Patience: the capacity to accept or tolerate delay, trouble, or suffering without getting angry or upset.
Patience = something I don’t have. I really wish I did. It’d make life a hell of a lot easier.
My impatience leads me to a natural disinclination for doctor’s offices. I loathe going to the doctor. Inevitably, you spend more time waiting to see doctors than actually seeing them. It’s annoying. I don’t like it. ‘Nuff said.
I think perhaps this disdain led me to the overzealous idea of combining both my three year-old and four month-old’s check-ups into a joint appointment last August.
Not my finest hour.
Big C did what I would have done, were it socially acceptable. He screamed and ran in circles around the room, hitting the walls, and writhing on the floor. I feel you, Big C.
After some attempt at discussion with me, his pediatrician recommended he see a child behaviorist. She went on to say it might take six months to get in.
I thought she was joking.
Nope. She recommended a few books and more or less said, “Good luck,” and we were on our ‘merry’ way.
The doc was true to her word. Six months later (after some persistent calling on my part), we finally had an appointment to see this “amazing” doctor (not impressed).
My husband and I weren’t honestly sure what to expect. I, for one, was excited to hear what this behaviorist had to say. Finally, I thought. Someone was going to give me some real strategies to help my kid!
What we got was a claim that he might be “mildly autistic” (more on that in a later blog) and that we’d have to come back in a few weeks to confirm. She compared Big C to a news broadcaster. He had a lot to say, but much of it was unintelligible, random, and directed at nobody (was this a knock at news anchors?).
It took a few days for the potential diagnosis to really sink in. When it did, I cried (a lot), and felt guilty, embarrassed, confused, angry, scared: if you’ve been down this road, you know exactly what I’m talking about. Once it did sink in though, I was ready for action. I didn’t want to sit around anymore. I already felt like I’d lost six months; I wanted to get rolling.

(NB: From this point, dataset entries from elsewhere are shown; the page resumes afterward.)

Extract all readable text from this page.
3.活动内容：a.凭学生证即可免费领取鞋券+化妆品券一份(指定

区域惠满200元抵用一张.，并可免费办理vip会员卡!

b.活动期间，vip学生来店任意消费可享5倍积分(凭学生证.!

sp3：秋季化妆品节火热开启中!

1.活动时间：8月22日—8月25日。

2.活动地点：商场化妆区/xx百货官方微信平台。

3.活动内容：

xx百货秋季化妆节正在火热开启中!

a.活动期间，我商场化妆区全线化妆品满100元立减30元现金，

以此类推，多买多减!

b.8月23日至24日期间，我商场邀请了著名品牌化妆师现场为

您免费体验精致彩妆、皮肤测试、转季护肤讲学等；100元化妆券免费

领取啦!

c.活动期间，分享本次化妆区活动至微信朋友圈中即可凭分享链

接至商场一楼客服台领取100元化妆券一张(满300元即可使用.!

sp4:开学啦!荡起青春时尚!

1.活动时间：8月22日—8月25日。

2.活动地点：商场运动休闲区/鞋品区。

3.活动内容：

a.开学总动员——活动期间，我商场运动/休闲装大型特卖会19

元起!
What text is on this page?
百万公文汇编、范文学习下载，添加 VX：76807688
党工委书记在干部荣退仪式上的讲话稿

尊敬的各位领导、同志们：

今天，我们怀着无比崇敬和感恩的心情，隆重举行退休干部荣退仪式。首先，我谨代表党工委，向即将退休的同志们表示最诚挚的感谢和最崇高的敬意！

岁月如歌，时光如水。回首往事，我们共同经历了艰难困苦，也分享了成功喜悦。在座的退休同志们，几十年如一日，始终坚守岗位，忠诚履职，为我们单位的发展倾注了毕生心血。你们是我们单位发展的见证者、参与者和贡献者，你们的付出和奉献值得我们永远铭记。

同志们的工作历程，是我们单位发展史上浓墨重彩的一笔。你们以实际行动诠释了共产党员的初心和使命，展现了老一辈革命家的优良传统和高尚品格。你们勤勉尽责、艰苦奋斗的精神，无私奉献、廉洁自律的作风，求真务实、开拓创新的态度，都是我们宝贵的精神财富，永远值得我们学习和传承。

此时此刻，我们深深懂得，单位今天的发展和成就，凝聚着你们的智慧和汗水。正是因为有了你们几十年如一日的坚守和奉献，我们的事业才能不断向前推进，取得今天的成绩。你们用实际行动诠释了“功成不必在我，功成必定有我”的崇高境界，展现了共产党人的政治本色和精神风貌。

Then the road blocks began popping up. When we got the official diagnosis of ASD, along with a gamut of recommended therapies, resources, and books to read, we discovered our insurance didn’t recognize this pediatrician’s diagnosis. She hadn’t done a full evaluation. We had to make more phone calls. Once again, answers of six-eight month waits was the norm just to get an evaluation. This didn’t include the additional months of waiting to get the therapies started afterwards. A genetics test was suggested. Wait time – eight months.
I was dumbfounded. I was being told my son had ASD and it was possible I may have to wait nearly a year to start certain therapies?
This was simply unacceptable, so my husband and I did some more digging. We found a place, a full evaluation center recognized and approved by insurance with only a three-week wait. It was new, so the long wait lists hadn’t developed (yet).
So we went through an entirely new health system and got the same diagnosis, but this time at least, we had the single sheet of paper our insurance company wanted to see.
That was two weeks ago. Now, we are in the midst of building our team of therapists for our son.
We’re the lucky ones. It’s been less than a year for us to get all of this figured out. My heart goes out to those of you who are still trying to get answers, who are still on waiting lists, who don’t have insurance, for those of you who simply want the best for your child, and are being told, sorry, you have to wait.
I’m rooting for you.
And please, let me know if you need someone to make a few nasty phone calls to get the ball rolling. I can be highly persuasive.